Blast kills three Afghan aid workers
A remote-controlled roadside bomb tore through a vehicle transporting Afghan aid workers in northern Afghanistan on Tuesday and killed three, police and the humanitarian group said.
A remote-controlled roadside bomb tore through a vehicle transporting Afghan aid workers in northern Afghanistan on Tuesday and killed three, police and the humanitarian group said.

The group was travelling to a district near the border with Uzbekistan and Turkmenistan to select families to benefit from a shelter project, said a Development and Humanitarian Services for Afghanistan (DHSA) board member.

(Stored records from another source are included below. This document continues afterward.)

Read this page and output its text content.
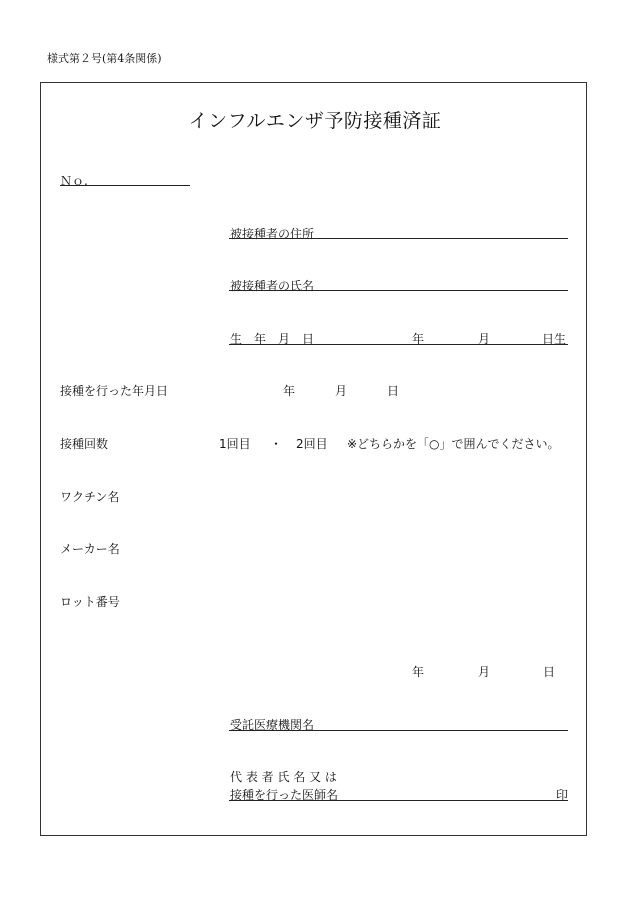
様式第２号(第4条関係)
インフルエンザ予防接種済証
Ｎｏ.
被接種者の住所
被接種者の氏名
生　年　月　日	年	月	日生
接種を行った年月日	年	月	日
接種回数	1回目 ・ 2回目 ※どちらかを「○」で囲んでください。
ワクチン名
メーカー名
ロット番号
年	月	日
受託医療機関名
代 表 者 氏 名 又 は
接種を行った医師名	印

"Along the way, their vehicle was struck by a remote-controlled bomb and they were all killed," Shafiqullah Wardak told AFP. "They were torn into pieces by this barbaric act."
The dead were a driver and two employees for the programme which provides shelter to families that have returned from exile, Wardak said.
They were killed in the northern province of Jawzjan which has seen little of the Taliban-led insurgency gaining pace in the south and east of Afghanistan, although officials have said the violence is spreading in the north.
The UN refugee agency said it had been working with DHSA and it regretted the loss of life.
"DHSA is a long-time implementing partner of UNHCR and provides shelter to returning refugees," it said in a statement.
Jawzjan police chief Mohammad Ibrahim said the Taliban were responsible for the attack. A representative for the insurgent group however denied involvement.
Aid groups working in Afghanistan, one of the poorest countries in the world, have come under attack as the insurgency has gained pace with criminal groups also able to operate.
Thirty-one aid workers were killed in attacks last year, said Mohammad Hashim Mayar, deputy director of an umbrella body for nearly 100 Afghan and international non-governmental organisations.
This compared to 17 killed in 2007, he told AFP.
"It is not only the Taliban, there are criminals as well who attack for personal benefit, not group benefit," said Mayar, from the Agency Coordinating Body for Afghan Relief.
Aid groups were often protected by the communities that they help, he said. "But killings sometimes happen on their way to areas where they work and there the community cannot help," he said.